A12 — Transportability (Pearl & Bareinboim)

This framework asks: under what formal conditions can a circuit discovered in one model (or scale, or distribution) be validly transferred to another?

Transportability theory (Pearl & Bareinboim 2011) provides a calculus for determining when causal conclusions derived in one domain (the “source”) are valid in a different domain (the “target”). In MI, this addresses the generalization question: if we discover that heads 9.9 and 10.0 form the name-mover circuit in GPT-2 Small, does this conclusion transfer to GPT-2 Medium? To a model trained on different data? To a different task formulation? Transportability theory formalizes exactly which structural assumptions must hold for the transfer to be valid, and identifies when additional target-domain data is needed.

This is not merely an empirical question (“does the same circuit show up?”) but a formal one: transportability tells you which differences between source and target can be tolerated and which break the transfer. When a circuit fails to transport, the theory identifies the specific causal assumptions that were violated.

Theoretical grounding

Source	Year	Key contribution
Pearl & Bareinboim, “Transportability of Causal and Statistical Relations”	2011	Formal calculus for transporting causal conclusions across domains
Pearl, Causality	2000/2009	Structural causal models underlying transportability
Méloux et al., arXiv 2411.10442	2025	Cross-model circuit comparison in language models
Mueller et al., arXiv 2406.14673	2024	MIB benchmark: standardized evaluation enabling cross-model comparison

Core concept: selection diagrams and S-nodes

Transportability uses selection diagrams — causal graphs augmented with S-nodes that mark variables whose mechanisms differ between source and target domains. A causal conclusion is transportable if the do-calculus can express the target-domain quantity using only source-domain experimental data plus target-domain observational data, accounting for the S-nodes.

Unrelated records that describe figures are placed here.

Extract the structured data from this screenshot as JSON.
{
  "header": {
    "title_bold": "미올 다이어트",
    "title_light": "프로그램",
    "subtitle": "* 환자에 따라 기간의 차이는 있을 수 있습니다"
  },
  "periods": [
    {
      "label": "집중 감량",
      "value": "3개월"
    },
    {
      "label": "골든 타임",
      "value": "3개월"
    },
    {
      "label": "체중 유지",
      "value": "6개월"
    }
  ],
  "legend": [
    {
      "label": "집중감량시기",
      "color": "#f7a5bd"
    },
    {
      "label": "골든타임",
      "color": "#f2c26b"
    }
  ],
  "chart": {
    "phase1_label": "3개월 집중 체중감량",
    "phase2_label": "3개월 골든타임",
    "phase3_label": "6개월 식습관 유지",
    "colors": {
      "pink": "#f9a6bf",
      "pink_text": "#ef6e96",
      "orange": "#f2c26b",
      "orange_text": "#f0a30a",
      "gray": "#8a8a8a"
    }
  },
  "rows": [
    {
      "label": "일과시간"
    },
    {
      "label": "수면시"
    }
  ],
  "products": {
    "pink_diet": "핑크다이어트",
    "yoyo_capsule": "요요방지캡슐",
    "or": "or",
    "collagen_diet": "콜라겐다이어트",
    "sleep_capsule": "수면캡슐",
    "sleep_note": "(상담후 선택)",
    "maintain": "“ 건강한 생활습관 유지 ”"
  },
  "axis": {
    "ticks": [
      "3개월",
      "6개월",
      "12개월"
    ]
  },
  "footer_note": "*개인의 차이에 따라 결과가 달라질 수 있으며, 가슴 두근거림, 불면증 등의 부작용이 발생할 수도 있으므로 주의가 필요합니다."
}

In MI terms: if the source model is GPT-2 Small and the target is GPT-2 Medium, the S-nodes mark components whose mechanisms differ (e.g., different head counts, different learned representations). The circuit is transportable if its causal structure does not depend on variables affected by S-nodes. If it does, transportability theory identifies what additional target-domain experiments are needed.

The cross-model invariance test empirically checks transportability by measuring whether the same causal structure (same edges, same IIA scores) holds across models. Formal transportability analysis can then explain why certain structures transfer (they don’t depend on S-variables) and why others don’t.

Instruments under A12

C38 — Cross-Model Invariance (`38_cross_model_invariance.py`)

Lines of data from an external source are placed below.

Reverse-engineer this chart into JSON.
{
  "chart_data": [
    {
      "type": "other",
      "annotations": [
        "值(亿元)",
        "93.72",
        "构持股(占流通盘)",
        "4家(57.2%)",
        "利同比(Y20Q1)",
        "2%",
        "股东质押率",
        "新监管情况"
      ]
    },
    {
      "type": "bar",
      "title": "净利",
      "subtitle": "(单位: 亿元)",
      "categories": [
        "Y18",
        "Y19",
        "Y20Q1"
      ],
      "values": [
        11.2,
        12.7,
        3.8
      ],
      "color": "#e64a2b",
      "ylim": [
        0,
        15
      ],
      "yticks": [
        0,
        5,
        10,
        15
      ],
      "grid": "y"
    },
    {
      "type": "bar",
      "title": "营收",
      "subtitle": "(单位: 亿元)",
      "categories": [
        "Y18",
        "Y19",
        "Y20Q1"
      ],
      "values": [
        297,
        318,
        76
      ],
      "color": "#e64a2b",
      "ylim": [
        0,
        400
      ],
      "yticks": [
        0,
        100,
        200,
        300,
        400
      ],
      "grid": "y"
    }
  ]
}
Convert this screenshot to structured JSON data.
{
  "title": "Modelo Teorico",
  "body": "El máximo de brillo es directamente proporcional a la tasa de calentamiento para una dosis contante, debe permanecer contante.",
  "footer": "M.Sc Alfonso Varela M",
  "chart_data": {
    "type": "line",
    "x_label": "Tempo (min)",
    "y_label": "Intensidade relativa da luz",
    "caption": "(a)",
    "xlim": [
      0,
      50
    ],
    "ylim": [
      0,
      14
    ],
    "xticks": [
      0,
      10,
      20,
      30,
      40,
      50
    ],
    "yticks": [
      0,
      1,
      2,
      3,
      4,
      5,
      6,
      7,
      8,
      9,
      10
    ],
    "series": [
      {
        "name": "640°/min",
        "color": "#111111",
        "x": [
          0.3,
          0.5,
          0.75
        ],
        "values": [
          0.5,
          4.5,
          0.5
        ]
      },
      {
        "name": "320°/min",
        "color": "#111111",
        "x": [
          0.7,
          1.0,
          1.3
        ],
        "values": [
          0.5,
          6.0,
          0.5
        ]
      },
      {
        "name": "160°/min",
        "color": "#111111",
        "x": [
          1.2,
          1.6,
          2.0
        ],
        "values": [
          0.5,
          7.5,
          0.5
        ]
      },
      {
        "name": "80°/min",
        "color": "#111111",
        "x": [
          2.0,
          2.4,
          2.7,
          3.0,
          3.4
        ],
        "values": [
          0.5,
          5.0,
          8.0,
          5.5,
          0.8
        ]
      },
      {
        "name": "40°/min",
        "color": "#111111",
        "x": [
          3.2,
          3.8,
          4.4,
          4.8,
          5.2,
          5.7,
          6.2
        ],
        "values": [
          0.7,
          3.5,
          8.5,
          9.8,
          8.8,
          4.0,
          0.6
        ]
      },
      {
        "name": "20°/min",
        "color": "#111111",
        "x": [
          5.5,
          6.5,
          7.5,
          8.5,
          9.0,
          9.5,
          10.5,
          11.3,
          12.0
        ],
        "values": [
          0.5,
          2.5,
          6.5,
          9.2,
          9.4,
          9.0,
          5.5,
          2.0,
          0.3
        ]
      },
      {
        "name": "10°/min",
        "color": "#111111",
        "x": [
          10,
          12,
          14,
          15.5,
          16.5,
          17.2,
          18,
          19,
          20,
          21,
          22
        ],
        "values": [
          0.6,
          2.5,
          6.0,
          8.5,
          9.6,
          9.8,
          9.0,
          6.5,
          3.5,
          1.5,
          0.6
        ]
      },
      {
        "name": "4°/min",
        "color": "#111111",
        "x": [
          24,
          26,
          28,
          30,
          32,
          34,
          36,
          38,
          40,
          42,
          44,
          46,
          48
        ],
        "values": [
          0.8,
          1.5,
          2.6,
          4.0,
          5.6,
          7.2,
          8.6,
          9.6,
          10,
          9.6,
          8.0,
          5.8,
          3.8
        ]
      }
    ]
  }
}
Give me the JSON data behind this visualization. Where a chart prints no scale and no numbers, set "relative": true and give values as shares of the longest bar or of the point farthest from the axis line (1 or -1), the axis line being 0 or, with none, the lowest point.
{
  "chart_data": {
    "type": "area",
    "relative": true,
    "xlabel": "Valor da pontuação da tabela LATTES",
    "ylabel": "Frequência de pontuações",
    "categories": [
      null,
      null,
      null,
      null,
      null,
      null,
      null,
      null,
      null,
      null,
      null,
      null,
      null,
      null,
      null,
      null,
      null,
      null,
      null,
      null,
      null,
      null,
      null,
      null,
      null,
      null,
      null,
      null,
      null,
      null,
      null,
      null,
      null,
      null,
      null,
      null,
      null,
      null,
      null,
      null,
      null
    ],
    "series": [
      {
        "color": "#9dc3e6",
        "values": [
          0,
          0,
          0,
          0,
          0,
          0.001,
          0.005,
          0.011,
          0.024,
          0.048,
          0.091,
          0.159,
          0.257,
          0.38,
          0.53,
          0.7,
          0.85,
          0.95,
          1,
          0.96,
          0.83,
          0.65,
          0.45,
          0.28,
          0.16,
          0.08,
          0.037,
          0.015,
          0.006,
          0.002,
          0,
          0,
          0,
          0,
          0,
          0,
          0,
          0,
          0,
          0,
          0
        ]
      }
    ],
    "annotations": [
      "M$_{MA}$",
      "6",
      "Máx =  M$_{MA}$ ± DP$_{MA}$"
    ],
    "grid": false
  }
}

Tests whether a circuit’s causal structure is invariant across model variants. Evaluates the same circuit hypothesis (same component roles, same causal edges) in multiple models and measures structural agreement:

[ \text{Invariance}(M_1, M_2) = 1 - \frac{\text{SHD}(\mathcal{C}{M_1}, \mathcal{C}{M_2})}{|\mathcal{C}{M_1}| + |\mathcal{C}{M_2}|} ]

where SHD is structural Hamming distance between the circuits discovered in each model.

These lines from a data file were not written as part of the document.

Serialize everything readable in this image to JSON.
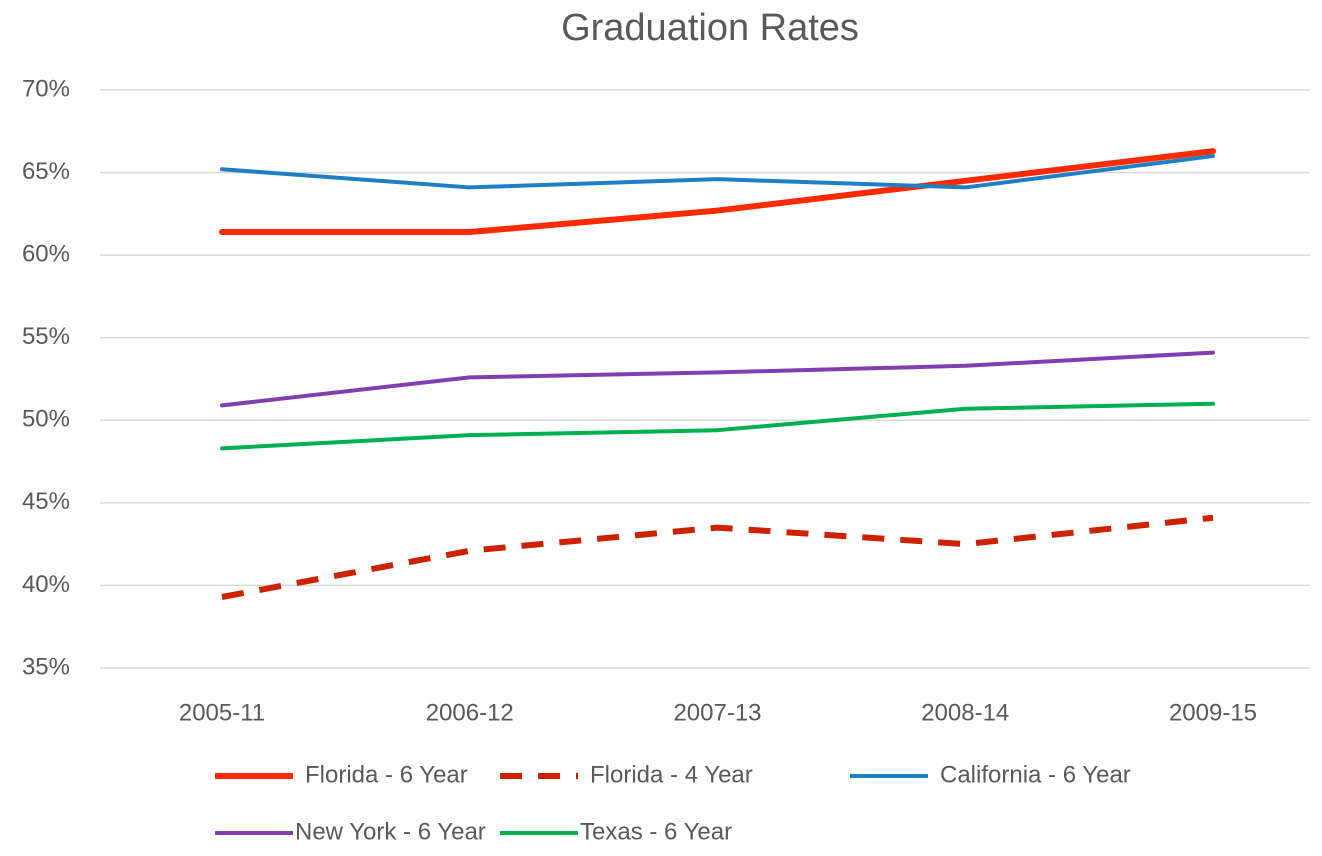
{
  "chart_data": {
    "type": "line",
    "title": "Graduation Rates",
    "categories": [
      "2005-11",
      "2006-12",
      "2007-13",
      "2008-14",
      "2009-15"
    ],
    "series": [
      {
        "name": "Florida - 6 Year",
        "color": "#ff2a00",
        "values": [
          61.4,
          61.4,
          62.7,
          64.5,
          66.3
        ]
      },
      {
        "name": "Florida - 4 Year",
        "color": "#cc2200",
        "dashed": true,
        "values": [
          39.3,
          42.1,
          43.5,
          42.5,
          44.1
        ]
      },
      {
        "name": "California - 6 Year",
        "color": "#1f7fc4",
        "values": [
          65.2,
          64.1,
          64.6,
          64.1,
          66.0
        ]
      },
      {
        "name": "New York - 6 Year",
        "color": "#7f3fb0",
        "values": [
          50.9,
          52.6,
          52.9,
          53.3,
          54.1
        ]
      },
      {
        "name": "Texas - 6 Year",
        "color": "#00b050",
        "values": [
          48.3,
          49.1,
          49.4,
          50.7,
          51.0
        ]
      }
    ],
    "ylim": [
      35,
      70
    ],
    "yticks": [
      {
        "value": 35,
        "label": "35%"
      },
      {
        "value": 40,
        "label": "40%"
      },
      {
        "value": 45,
        "label": "45%"
      },
      {
        "value": 50,
        "label": "50%"
      },
      {
        "value": 55,
        "label": "55%"
      },
      {
        "value": 60,
        "label": "60%"
      },
      {
        "value": 65,
        "label": "65%"
      },
      {
        "value": 70,
        "label": "70%"
      }
    ],
    "grid": true,
    "legend": "bottom"
  }
}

What it establishes: Whether circuit structure is model-invariant (evidence of transportability) or model-specific.

What it does not establish: Why the structure transfers or fails to transfer (requires formal transportability analysis with selection diagrams).

Usage:

uv run python 38_cross_model_invariance.py --tasks ioi sva --n-prompts 40

C41 — Transportability Analysis (`41_transportability.py`)

Instrument status: This script is a stub awaiting implementation. The directory listing confirms it does not yet exist.

An implementation would require:

Selection diagram construction: Identify which variables differ between source and target domains (model architecture, training data, scale).
Do-calculus derivation: Check whether the target-domain causal quantity can be expressed using source-domain experiments + target-domain observations.
Empirical verification: If transportable, verify the transported conclusion holds empirically. If not, identify the minimal additional target-domain interventions needed.
Output: Transportability verdict (yes/no/conditional) with the specific S-variables that block or enable transfer.

Planned usage:

uv run python 41_transportability.py --tasks ioi --source-model gpt2 --target-model gpt2-medium

Reading the scores

Pattern	What it means
High cross-model invariance (> 0.8)	Circuit structure is transportable; generalizes across models
Low invariance (< 0.4)	Model-specific circuit; cannot transfer conclusions
High invariance on some edges, low on others	Partially transportable; core structure generalizes but periphery is model-specific
Transportability fails on scale-dependent S-nodes	Architecture differences (head count, width) break transfer

Connection to other frameworks

A12 formalizes the generalization claims tested empirically by A07 (cross-task IIA transfer). Where A07 measures whether causal structure transfers across tasks within a model, A12 asks whether it transfers across models/domains with formal guarantees. A01 (SCM) provides the structural models that transportability operates on. A04 (Woodward) ensures that the interventions used in the source domain satisfy the quality criteria needed for valid transport.